I finally took a picture of a great blue heron (Ardea herodias) today!  I see them frequently when I first arrive at ponds, but they spook easily, so they’re usually long gone before I get my camera out.


“You’re interrupting my frog-eating.”

I also saw what might have been a green heron (Butorides virescens) yesterday.  I’m not a very good birder (yet), so I’ll have to see it again before I can be confident in my identification.  Here’s a photo of a green heron that someone else took:

Green Heron in flight (Photo by Alex Lamoreaux)

Green Heron. Photo by Alex Lamoreaux.

And now, for the parasites!  One cool thing about having this blog is that I’m motivated to do things that I might not normally do, but that I probably should do.  For instance, I went to the Natural History Museum host-parasite database and looked up the parasites of the great blue heron.  There are a lot of potential parasites!

One of those parasites is the trematode Ribeiroia ondatrae.  You might have heard of this parasite because the metacercariae stage of the trematode encysts in larval amphibians, and is known to cause limb malformations in frogs.

A frog with limb malformations caused by the trematode parasite Ribeiroia ondatrae. Photo credit: Nature

Because Ribeiroia can cause these limb malformations, the parasite has been studied extensively to determine whether it is one partial cause of the worldwide decline in amphibian populations.  The jury is still out on that one!  I’ll probably talk more about Ribeiroia in the future, but for now, here’s a bit more information from the Parasite of the Day blog.

Any one else have heron pictures to share?  Or perhaps better yet, do you know of any other cool heron parasites?

Bazillions of Parasites in Your Pond: Delicious!

I read a cool review paper today.  It was a 2012 Hydrobiologia paper – “Cercariae (Platyhelminthes: Trematoda) as neglected components of zooplankton communities in freshwater habitats.” 

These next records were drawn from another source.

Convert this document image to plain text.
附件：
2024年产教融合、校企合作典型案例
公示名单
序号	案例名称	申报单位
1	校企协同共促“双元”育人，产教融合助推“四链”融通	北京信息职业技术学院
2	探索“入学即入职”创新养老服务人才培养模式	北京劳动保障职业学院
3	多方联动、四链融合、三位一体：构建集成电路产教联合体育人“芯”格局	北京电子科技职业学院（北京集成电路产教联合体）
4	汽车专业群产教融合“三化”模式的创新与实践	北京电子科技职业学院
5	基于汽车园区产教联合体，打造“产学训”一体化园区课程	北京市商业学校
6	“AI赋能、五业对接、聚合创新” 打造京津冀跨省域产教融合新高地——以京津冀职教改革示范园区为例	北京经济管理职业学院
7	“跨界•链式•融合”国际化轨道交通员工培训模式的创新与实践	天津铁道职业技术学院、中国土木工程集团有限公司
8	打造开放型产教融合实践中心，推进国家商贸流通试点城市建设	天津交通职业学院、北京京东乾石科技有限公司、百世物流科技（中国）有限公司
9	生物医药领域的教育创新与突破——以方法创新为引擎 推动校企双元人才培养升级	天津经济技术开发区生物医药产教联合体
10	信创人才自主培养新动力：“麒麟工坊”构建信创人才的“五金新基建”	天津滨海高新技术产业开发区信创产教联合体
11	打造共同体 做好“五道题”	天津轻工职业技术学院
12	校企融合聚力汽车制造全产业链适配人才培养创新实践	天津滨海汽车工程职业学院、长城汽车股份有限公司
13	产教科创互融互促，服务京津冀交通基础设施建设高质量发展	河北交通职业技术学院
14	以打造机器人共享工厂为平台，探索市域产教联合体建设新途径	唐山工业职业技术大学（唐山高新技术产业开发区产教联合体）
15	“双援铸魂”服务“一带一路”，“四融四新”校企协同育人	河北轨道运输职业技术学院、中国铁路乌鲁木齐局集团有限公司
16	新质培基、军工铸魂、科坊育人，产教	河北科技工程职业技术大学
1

Morley (2012) argued that cercariae (cute little trematode larvae) have been neglected from zooplankton surveys for decades.  That is just the saddest thing!  Back in the day (early 1900s), people like Wesenberg-Lund considered cercariae to be important, but people rarely consider them part of the zooplankton community anymore.  As a shout out to all those neglected cercariae, I’m going to tell you some cool stuff that Morley (2012) reviewed in the paper.


Interview with a neglected Ribeiroia cercaria.

First, let us revel in the awesomeness that is/are zygocercous cercariae.  The person who does the Parasite of the Day blog covered this before, so I recommend checking that out here and here.  Instead of leaving the snail host single-file and braving the world alone, zygocercous cercariae join forces before leaving the snail.  They attach their tails together and then venture out into the world in groups (holding hands!).  Together, they wiggle enticingly until a fish (the next host) is duped into eating them.  Evolution is pretty much the coolest thing ever.

Zygocercous cercariae making a wiggling wheel of deliciousness. Check out the “beaks!” Photo from here.

Cercariae don’t eat (=lecithotrophic) because they are short-lived organisms whose only goal is to get from one host to the next.  (They don’t have sex either.)  They rely on their glycogen stores for energy, and when those stores are used up, they die.  The time it takes to use up that energy varies by species, so some cercariae live for just a few hours, and others live for weeks!

There are quadrillions of bazillions of cercariae in the world.  (Seriously.)  Individual infected snails can shed hundreds to thousands of cercariae per day, depending on the trematode species.  There are estimates that this results in 40 kg of cercariae per hectare per year in some ecosystems – for just one cercariae species (see the Kuris 2008 paper in Morley 2012)!  These cercariae are so small (typically <1mm) that you can hardly see individuals with your naked eye, and yet they add up to be a huge chunk of the animal biomass in aquatic systems. 


Interview, continued.

So, we have millions of juicy, energy-rich cercariae entering aquatic systems every day.  Do all of them find their next hosts?  Not all of them.  You see, as they’re swimming around looking for their next hosts, they’re also getting gobbled up by other organisms like fish, dragonfly larvae, and symbiotic oligochaetes of snails.   Cercariae are therefore important parts of aquatic foodwebs, and they really shouldn’t be ignored.  

Why do they get ignored, anyway?  Morley (2012) suggested that typical zooplankton sampling methods are probably too rough for soft-bodied cercariae.  And even when cercariae aren’t destroyed by zooplankton nets, there aren’t many good identification keys for limnologists to use to identify them. 

Limnologists and parasitologists, unite!  End cercariae neglect!  Rah, rah! 


Morley, N.J. 2012. Cercariae (Platyhelminthes: Trematoda) as neglected components of zooplankton communities in freshwater habitats.  Hydrobiologia 691: 7-19.